The GROND spectral energy distribution is best fit with a M2V stellar template with a Galactic foreground reddening of E(B-V)=0.2mag. This is in agreement with absorbing column distribution along the line of sight (total E(B-V)~0.77mag; Schlafly et al. 1998) and implies a distance of ~330pc. The source is also listed in the 2MASS and USNO B1.0 catalogs at similar brightness as measured by GROND, suggesting that we observed it at its quiescent level. The source is not in the GCVS database (Version 2012Jan; Samus N.N. et al.)

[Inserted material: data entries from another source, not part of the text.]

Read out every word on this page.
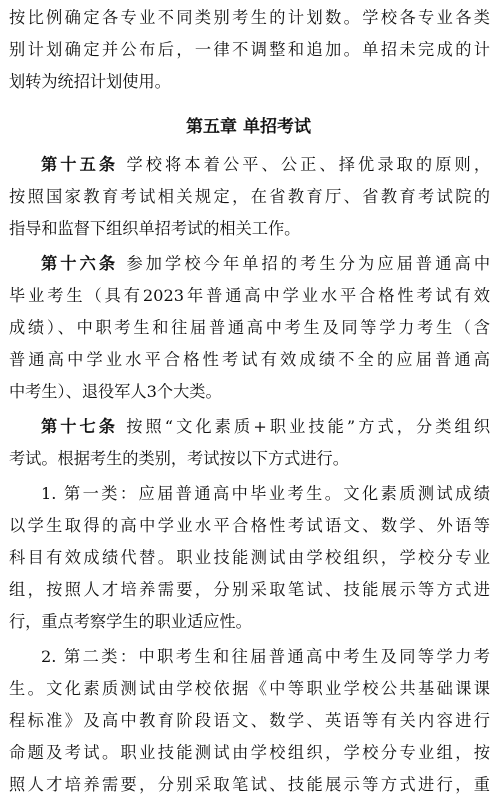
按比例确定各专业不同类别考生的计划数。学校各专业各类
别计划确定并公布后，一律不调整和追加。单招未完成的计
划转为统招计划使用。
第五章 单招考试
第十五条 学校将本着公平、公正、择优录取的原则，
按照国家教育考试相关规定，在省教育厅、省教育考试院的
指导和监督下组织单招考试的相关工作。
第十六条 参加学校今年单招的考生分为应届普通高中
毕业考生（具有2023年普通高中学业水平合格性考试有效
成绩）、中职考生和往届普通高中考生及同等学力考生（含
普通高中学业水平合格性考试有效成绩不全的应届普通高
中考生）、退役军人3个大类。
第十七条 按照“文化素质+职业技能”方式，分类组织
考试。根据考生的类别，考试按以下方式进行。
1. 第一类：应届普通高中毕业考生。文化素质测试成绩
以学生取得的高中学业水平合格性考试语文、数学、外语等
科目有效成绩代替。职业技能测试由学校组织，学校分专业
组，按照人才培养需要，分别采取笔试、技能展示等方式进
行，重点考察学生的职业适应性。
2. 第二类：中职考生和往届普通高中考生及同等学力考
生。文化素质测试由学校依据《中等职业学校公共基础课课
程标准》及高中教育阶段语文、数学、英语等有关内容进行
命题及考试。职业技能测试由学校组织，学校分专业组，按
照人才培养需要，分别采取笔试、技能展示等方式进行，重
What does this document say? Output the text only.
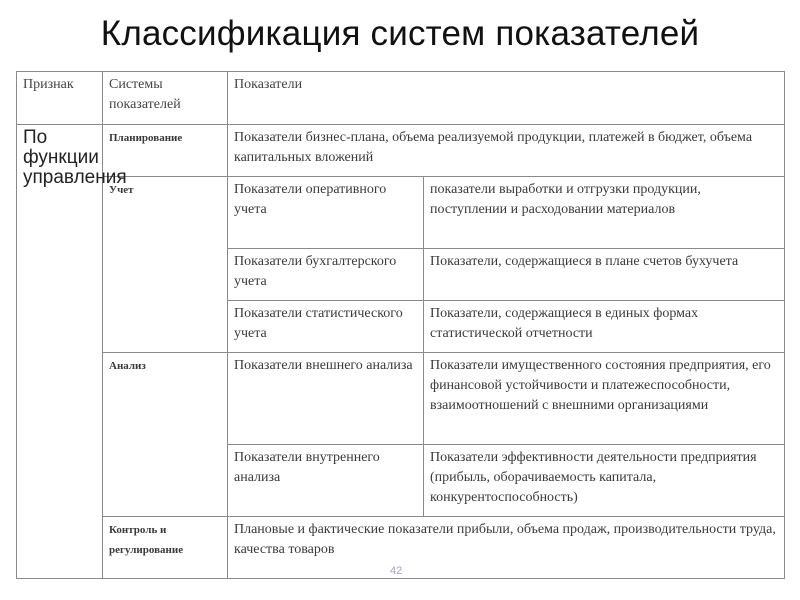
Классификация систем показателей
Признак	Системы показателей	Показатели	
По функции управления	Планирование	Показатели бизнес-плана, объема реализуемой продукции, платежей в бюджет, объема капитальных вложений	
	Учет	Показатели оперативного учета	показатели выработки и отгрузки продукции, поступлении и расходовании материалов
		Показатели бухгалтерского учета	Показатели, содержащиеся в плане счетов бухучета
		Показатели статистического учета	Показатели, содержащиеся в единых формах статистической отчетности
	Анализ	Показатели внешнего анализа	Показатели имущественного состояния предприятия, его финансовой устойчивости и платежеспособности, взаимоотношений с внешними организациями
		Показатели внутреннего анализа	Показатели эффективности деятельности предприятия (прибыль, оборачиваемость капитала, конкурентоспособность)
	Контроль и регулирование	Плановые и фактические показатели прибыли, объема продаж, производительности труда, качества товаров	
42
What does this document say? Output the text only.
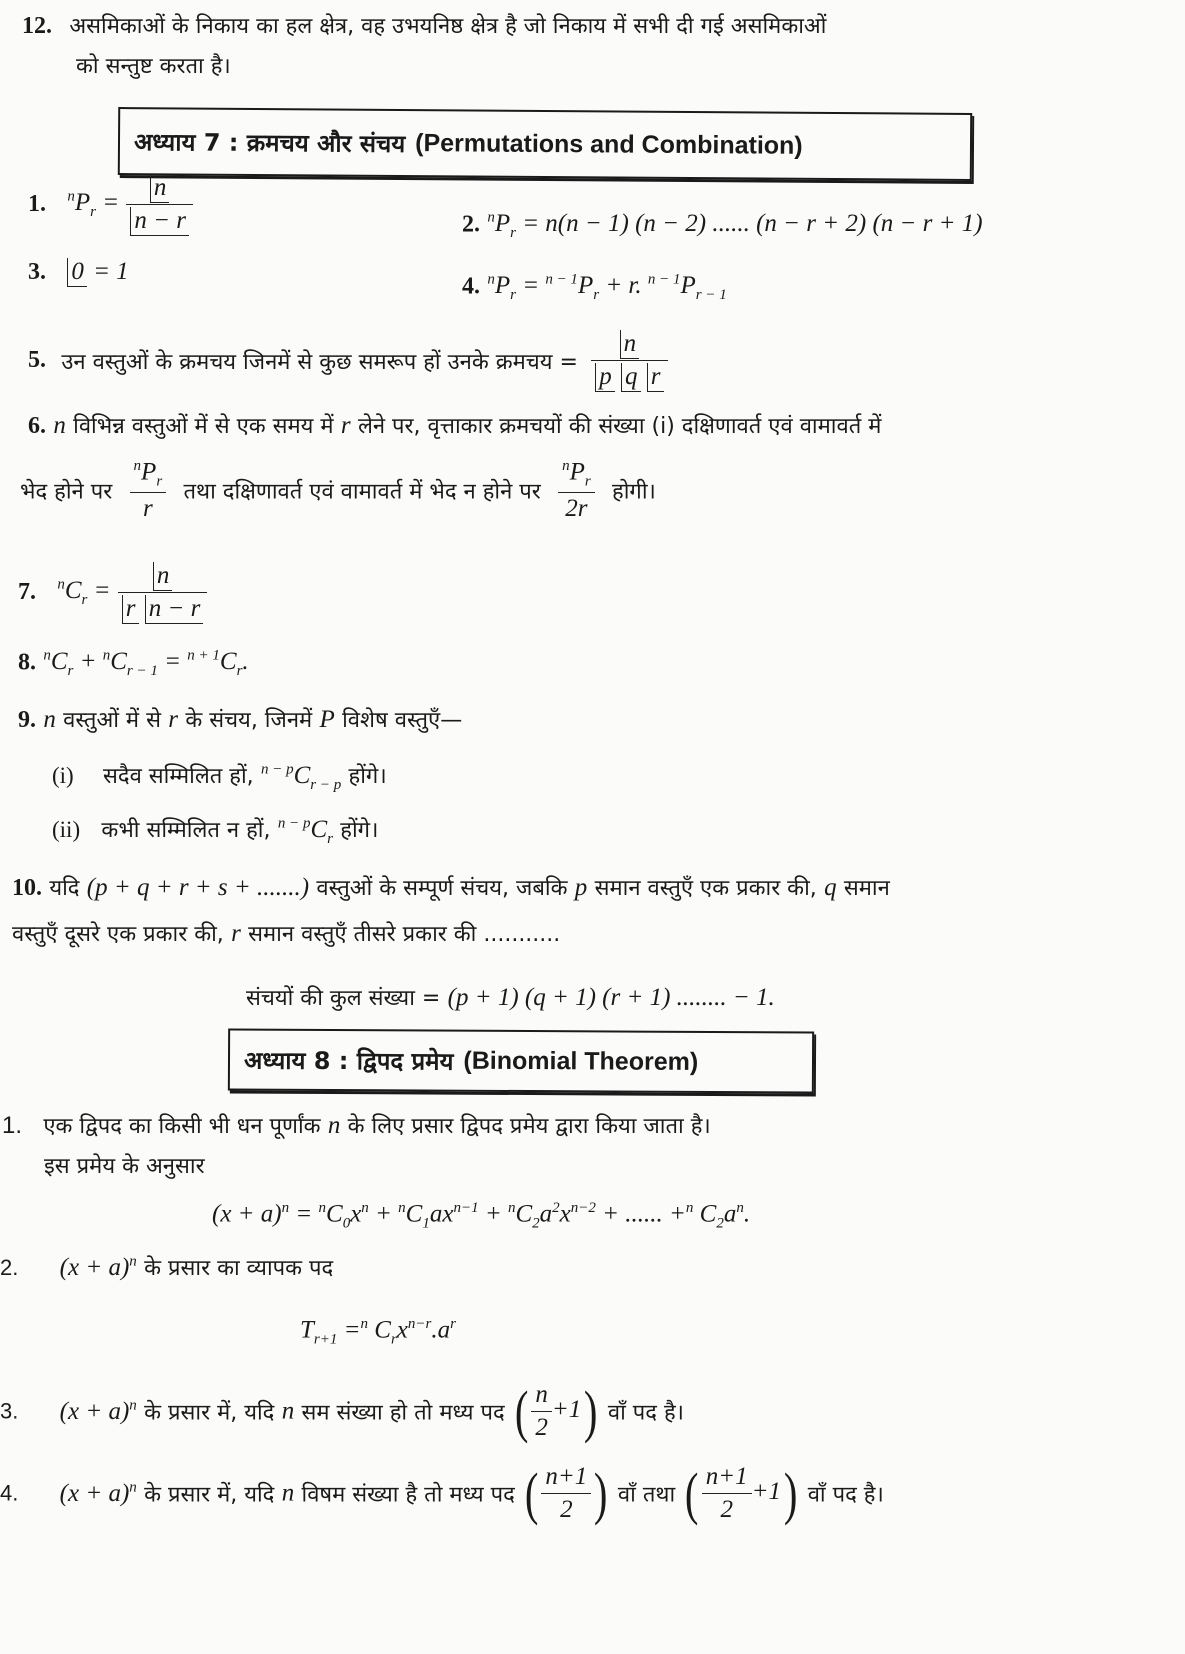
12. असमिकाओं के निकाय का हल क्षेत्र, वह उभयनिष्ठ क्षेत्र है जो निकाय में सभी दी गई असमिकाओं
को सन्तुष्ट करता है।
अध्याय 7 : क्रमचय और संचय (Permutations and Combination)
1. $^nP_r = \frac{n}{n - r}$	2. $^nP_r = n(n - 1) (n - 2)$ ...... (n − r + 2) (n − r + 1)
3. 0 = 1
4. $^nP_r = ^{n - 1}P_r + r$. $^{n - 1}P_{r - 1}$
5. उन वस्तुओं के क्रमचय जिनमें से कुछ समरूप हों उनके क्रमचय = $\frac{n}{\text{p q r}}$
6. n विभिन्न वस्तुओं में से एक समय में r लेने पर, वृत्ताकार क्रमचयों की संख्या (i) दक्षिणावर्त एवं वामावर्त में
भेद होने पर $\frac{^nP_r}{r}$ तथा दक्षिणावर्त एवं वामावर्त में भेद न होने पर $\frac{^nP_r}{2r}$ होगी।
7. $^nC_r = \frac{n}{\text{r n − r}}$
8. $^nC_r + ^nC_{r - 1} = ^{n + 1}C_r$.
9. n वस्तुओं में से r के संचय, जिनमें P विशेष वस्तुएँ—
(i) सदैव सम्मिलित हों, $^{n - p}C_{r - p}$ होंगे।
(ii) कभी सम्मिलित न हों, $^{n - p}C_r$ होंगे।
10. यदि (p + q + r + s + .......) वस्तुओं के सम्पूर्ण संचय, जबकि p समान वस्तुएँ एक प्रकार की, q समान
वस्तुएँ दूसरे एक प्रकार की, r समान वस्तुएँ तीसरे प्रकार की ...........
संचयों की कुल संख्या = (p + 1) (q + 1) (r + 1) ........ − 1.
अध्याय 8 : द्विपद प्रमेय (Binomial Theorem)
1. एक द्विपद का किसी भी धन पूर्णांक n के लिए प्रसार द्विपद प्रमेय द्वारा किया जाता है।
इस प्रमेय के अनुसार
$(x + a)^n = ^nC_0x^n + ^nC_1ax^{n-1} + ^nC_2a^2x^{n-2}$ + ...... +$^n$ $C_2a^n$.
2. $(x + a)^n$ के प्रसार का व्यापक पद
$T_{r+1} =^n$ $C_rx^{n-r}.a^r$
3. $(x + a)^n$ के प्रसार में, यदि n सम संख्या हो तो मध्य पद ( $\frac{n}{2} +1$) वाँ पद है।
4. $(x + a)^n$ के प्रसार में, यदि n विषम संख्या है तो मध्य पद ( $\frac{n+1}{2}$ ) वाँ तथा ( $\frac{n+1}{2} +1$) वाँ पद है।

While we can not exclude that the source is a chance coincidence and not related to the X-ray/UV transient, the considerable empty field (next source is 10" away) makes this rather unlikely. Instead, the GROND observations suggest that transient detected by Swift was an energetic flare from an M dwarf. The X-ray spectrum (thin-thermal, Page et al. #4613) and luminosity (3.3x10^31 erg/s at 330pc), are consistent with this interpretation. Similarly, the flare star scenario can explain the very bright, but short-lived UV emission (Page et al. #4613).